Human Nature

The Price of Survival

When is a life-threatening disease not worth treating? When something else will kill you first.

This week, the U.S. Preventive Services Task Force issued new guidelines for prostate cancer screening . The New York Times explains :

Prostate cancer often progresses very slowly, and a large number of these cancers discovered through screening will probably never cause symptoms during the patient’s lifetime … Past task force guidelines noted there was no benefit to prostate cancer screening in men with less than 10 years left to live. … The new guidelines take a more definitive stand, however, stating that the age of 75 is clearly the point at which screening is no longer appropriate.

Well, sort of. The new guidelines do draw the line at 75. But the rationale hasn’t really changed. Here’s the key paragraph from the report:

In men age 75 years or older, the USPSTF found no direct evidence of benefits of prostate cancer screening. However, the USPSTF was able to establish an upper bound for the potential magnitude of the benefit of treating screening-detected prostate cancer in this age group, by extrapolating from evidence of treatment for clinically detected prostate cancer in this age group. For a population of men with an average life expectancy of 10 years or fewer, the USPSTF determined that the benefits of prostate cancer screening and treatment would range from small to none.

In other words, men 75 years or older aren’t worth screening because their life expectancy is 10 years or less. This matches the logic of the previous guidelines (“Older men … who have a life expectancy of fewer than 10 years are unlikely to benefit”) and, as the report notes, similar guidelines issued by professional medical associations. It also matches a study , cited in the key paragraph, that compared “radical prostatectomy” to “watchful waiting” in two groups of men. The study found that with prostate removal, “The absolute reduction in the risk of death after 10 years is small.”

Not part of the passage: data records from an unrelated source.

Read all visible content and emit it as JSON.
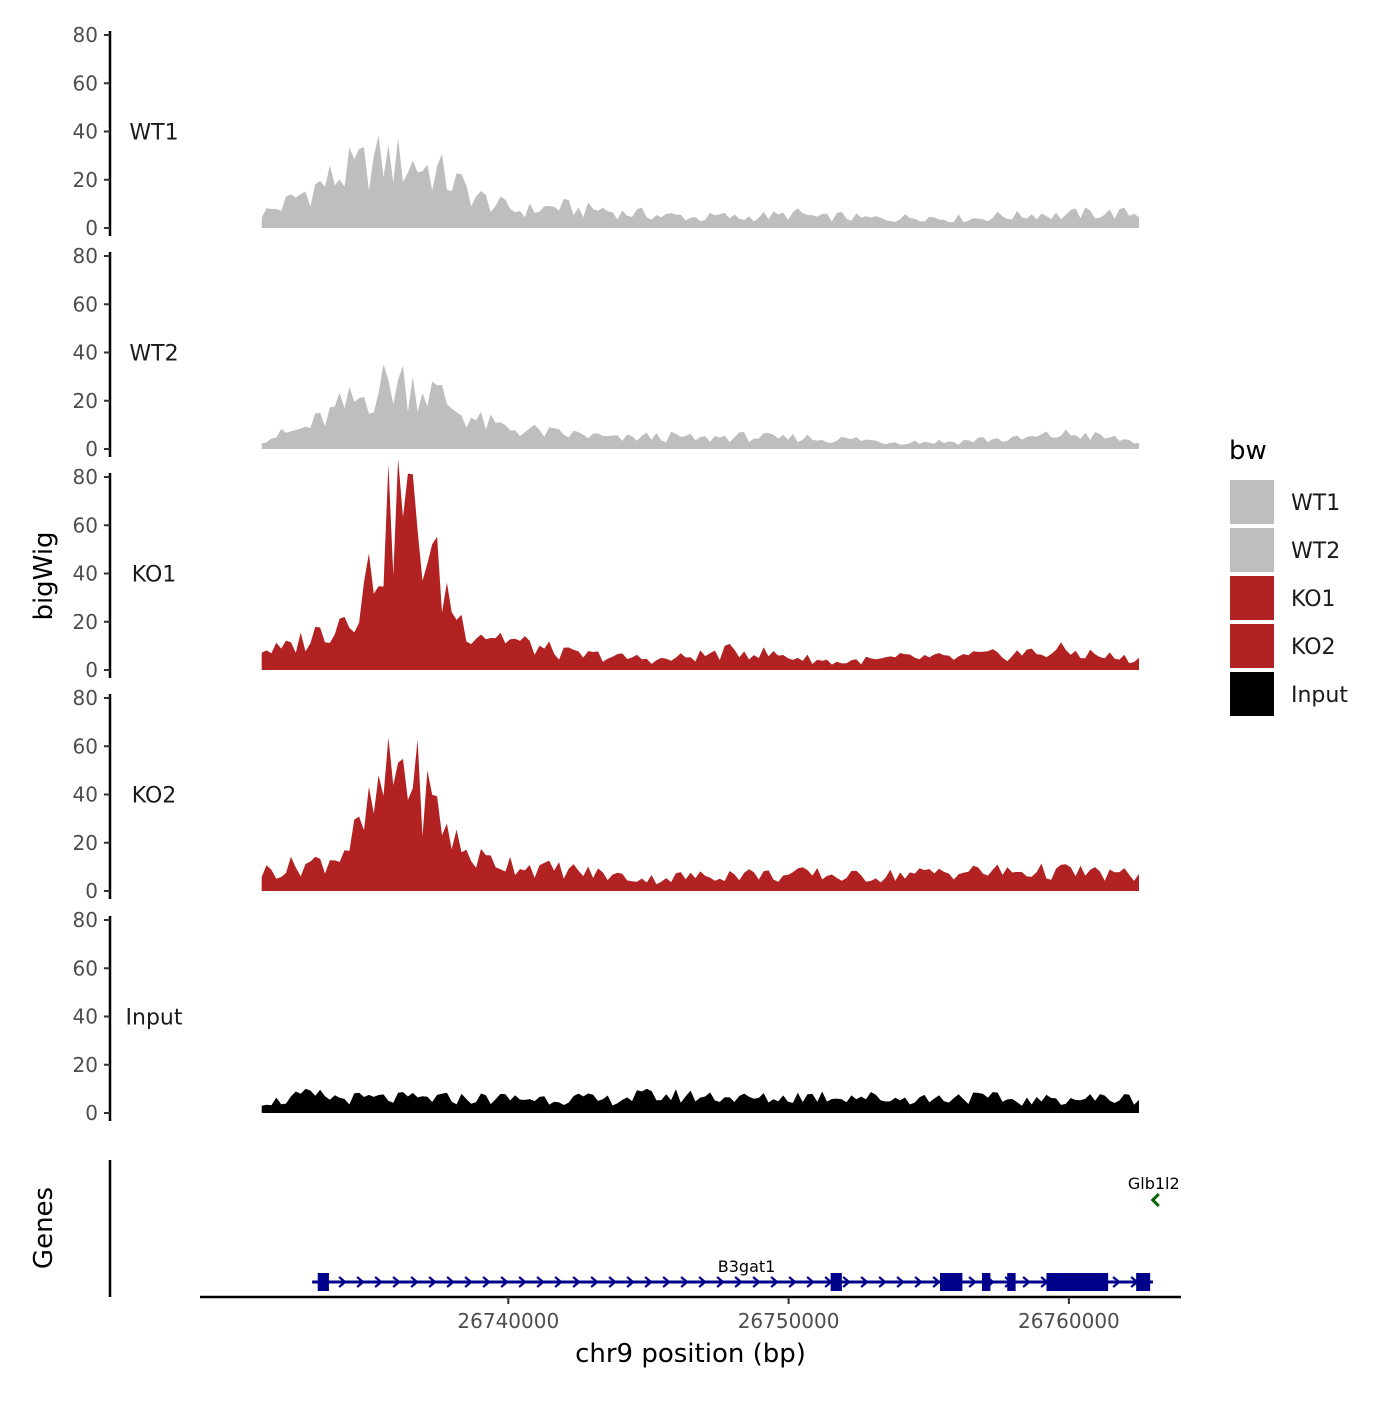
{
  "chart_data": {
    "type": "area",
    "title": "",
    "xlabel": "chr9 position (bp)",
    "ylabel": "bigWig",
    "genes_label": "Genes",
    "xlim": [
      26729000,
      26764000
    ],
    "ylim": [
      0,
      80
    ],
    "yticks": [
      0,
      20,
      40,
      60,
      80
    ],
    "ytick_labels": [
      "0",
      "20",
      "40",
      "60",
      "80"
    ],
    "xticks": [
      26740000,
      26750000,
      26760000
    ],
    "xtick_labels": [
      "26740000",
      "26750000",
      "26760000"
    ],
    "legend": {
      "title": "bw",
      "position": "right",
      "items": [
        {
          "label": "WT1",
          "color": "#bebebe"
        },
        {
          "label": "WT2",
          "color": "#bebebe"
        },
        {
          "label": "KO1",
          "color": "#b22222"
        },
        {
          "label": "KO2",
          "color": "#b22222"
        },
        {
          "label": "Input",
          "color": "#000000"
        }
      ]
    },
    "x_start": 26731200,
    "x_end": 26762500,
    "series": [
      {
        "name": "WT1",
        "color": "#bebebe",
        "values": [
          6,
          9,
          14,
          18,
          22,
          25,
          28,
          27,
          26,
          22,
          17,
          12,
          9,
          7,
          8,
          9,
          7,
          8,
          6,
          6,
          5,
          5,
          4,
          5,
          4,
          5,
          5,
          6,
          4,
          5,
          4,
          4,
          4,
          5,
          4,
          4,
          4,
          5,
          5,
          6,
          5,
          6,
          6,
          6,
          6
        ]
      },
      {
        "name": "WT2",
        "color": "#bebebe",
        "values": [
          4,
          6,
          8,
          12,
          17,
          21,
          26,
          28,
          26,
          21,
          15,
          11,
          9,
          8,
          7,
          6,
          6,
          5,
          4,
          5,
          5,
          5,
          4,
          5,
          5,
          5,
          4,
          5,
          4,
          4,
          4,
          3,
          3,
          3,
          3,
          3,
          4,
          4,
          4,
          5,
          6,
          6,
          5,
          4,
          3
        ]
      },
      {
        "name": "KO1",
        "color": "#b22222",
        "values": [
          9,
          8,
          12,
          16,
          22,
          30,
          52,
          72,
          55,
          36,
          20,
          16,
          14,
          11,
          9,
          7,
          6,
          6,
          5,
          5,
          4,
          5,
          6,
          7,
          8,
          7,
          6,
          5,
          4,
          3,
          4,
          4,
          5,
          5,
          5,
          5,
          6,
          6,
          7,
          7,
          8,
          7,
          6,
          5,
          4
        ]
      },
      {
        "name": "KO2",
        "color": "#b22222",
        "values": [
          8,
          9,
          11,
          12,
          16,
          25,
          40,
          53,
          42,
          30,
          17,
          13,
          12,
          11,
          9,
          9,
          8,
          7,
          6,
          5,
          5,
          6,
          6,
          7,
          7,
          7,
          6,
          7,
          7,
          6,
          6,
          6,
          7,
          7,
          8,
          8,
          8,
          8,
          8,
          8,
          8,
          8,
          7,
          7,
          6
        ]
      },
      {
        "name": "Input",
        "color": "#000000",
        "values": [
          5,
          5,
          7,
          7,
          6,
          6,
          6,
          6,
          6,
          6,
          6,
          6,
          6,
          6,
          6,
          6,
          6,
          5,
          6,
          7,
          7,
          7,
          7,
          7,
          6,
          6,
          6,
          7,
          7,
          7,
          7,
          6,
          6,
          6,
          6,
          7,
          6,
          6,
          5,
          5,
          6,
          6,
          6,
          6,
          6
        ]
      }
    ],
    "genes": [
      {
        "name": "B3gat1",
        "strand": "+",
        "color": "#00008b",
        "start": 26733000,
        "end": 26763000,
        "exons": [
          [
            26733200,
            26733600
          ],
          [
            26751500,
            26751900
          ],
          [
            26755400,
            26756200
          ],
          [
            26756900,
            26757200
          ],
          [
            26757800,
            26758100
          ],
          [
            26759200,
            26761400
          ],
          [
            26762400,
            26762900
          ]
        ]
      },
      {
        "name": "Glb1l2",
        "strand": "-",
        "color": "#006400",
        "start": 26762900,
        "end": 26763100,
        "exons": []
      }
    ]
  }
}
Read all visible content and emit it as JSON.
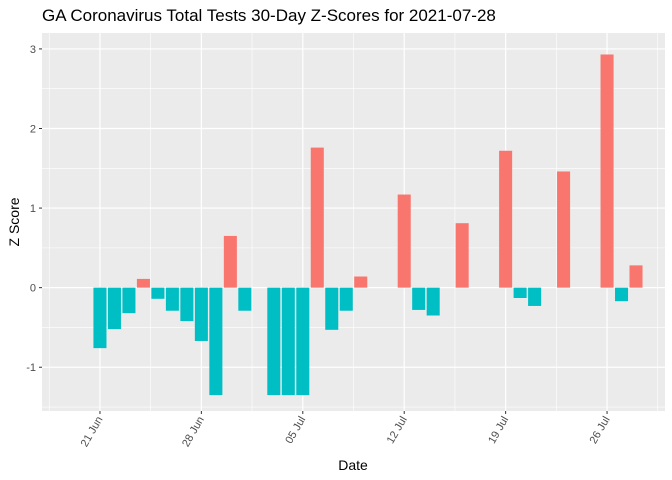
{
  "chart_data": {
    "type": "bar",
    "title": "GA Coronavirus Total Tests 30-Day Z-Scores for 2021-07-28",
    "xlabel": "Date",
    "ylabel": "Z Score",
    "ylim": [
      -1.55,
      3.2
    ],
    "yticks": [
      -1,
      0,
      1,
      2,
      3
    ],
    "ytick_labels": [
      "-1",
      "0",
      "1",
      "2",
      "3"
    ],
    "x_ticks": [
      {
        "date": "2021-06-21",
        "label": "21 Jun"
      },
      {
        "date": "2021-06-28",
        "label": "28 Jun"
      },
      {
        "date": "2021-07-05",
        "label": "05 Jul"
      },
      {
        "date": "2021-07-12",
        "label": "12 Jul"
      },
      {
        "date": "2021-07-19",
        "label": "19 Jul"
      },
      {
        "date": "2021-07-26",
        "label": "26 Jul"
      }
    ],
    "xlim": [
      "2021-06-17",
      "2021-07-30"
    ],
    "grid": true,
    "panel_background": "#ebebeb",
    "colors": {
      "positive": "#f8766d",
      "negative": "#00bfc4"
    },
    "dates": [
      "2021-06-21",
      "2021-06-22",
      "2021-06-23",
      "2021-06-24",
      "2021-06-25",
      "2021-06-26",
      "2021-06-27",
      "2021-06-28",
      "2021-06-29",
      "2021-06-30",
      "2021-07-01",
      "2021-07-02",
      "2021-07-03",
      "2021-07-04",
      "2021-07-05",
      "2021-07-06",
      "2021-07-07",
      "2021-07-08",
      "2021-07-09",
      "2021-07-10",
      "2021-07-11",
      "2021-07-12",
      "2021-07-13",
      "2021-07-14",
      "2021-07-15",
      "2021-07-16",
      "2021-07-17",
      "2021-07-18",
      "2021-07-19",
      "2021-07-20",
      "2021-07-21",
      "2021-07-22",
      "2021-07-23",
      "2021-07-24",
      "2021-07-25",
      "2021-07-26",
      "2021-07-27",
      "2021-07-28"
    ],
    "values": [
      -0.76,
      -0.52,
      -0.32,
      0.11,
      -0.14,
      -0.29,
      -0.42,
      -0.67,
      -1.35,
      0.65,
      -0.29,
      null,
      -1.35,
      -1.35,
      -1.35,
      1.76,
      -0.53,
      -0.29,
      0.14,
      null,
      null,
      1.17,
      -0.28,
      -0.35,
      null,
      0.81,
      null,
      null,
      1.72,
      -0.13,
      -0.23,
      null,
      1.46,
      null,
      null,
      2.93,
      -0.17,
      0.28
    ]
  }
}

More to the point, the 75-10 equation matches current U.S. life expectancy tables. The guidelines clearly identify life expectancy as a key factor in setting limits to screening:

The USPSTF found convincing evidence that treatment for prostate cancer detected by screening causes moderate-to-substantial harms, such as erectile dysfunction, urinary incontinence, bowel dysfunction, and death. These harms are especially important because some men with prostate cancer who are treated would never have developed symptoms related to cancer during their lifetime.

According to the latest U.S. government data, remaining life expectancy for a 75-year-old man is 10.8 years . But that number applies only to the most recent year on the table, 2005. If you scan up the column of numbers, looking back in time, you’ll see that remaining life expectancy for men at 75 has been edging up. Since 1980, it has increased by two years. And if you look at tables going further back, you’ll see that a 75-year-old man today can expect as much remaining life as a 70-year old man could expect in 1975.

In other words, life expectancy is increasing, and as it does, the age at which slow diseases are worth testing and treating also increases. Three decades ago, by the logic of the 10-year limit, a 70-year-old man wasn’t worth screening for prostate cancer. Today, he is. We have extended his remaining life to the point at which prostate cancer would shorten it. By preventing and treating other diseases, we have made this one worth preventing and treating, too.

So don’t count on the screening line to hold at 75. Over the next few decades, it could easily rise to 80.

One way to look at this trend is that the job never ends. The more we accomplish, the more work we have to do. It’s exhausting. Maybe we should back off and respect nature’s limits.

The other perspective is that there’s nothing more liberating – nothing more human – than shattering old expectations. This boring little tweak in the recommendations for prostate cancer is actually this week’s episode of the biggest story in the universe: biological emancipation. In the beginning, we accept a cause of death as nature’s course. Then we call it a disease and study it. Then we push life expectancy to the point at which the disease is worth treating. The truest measure of progress isn’t what we achieve. It’s what we undertake.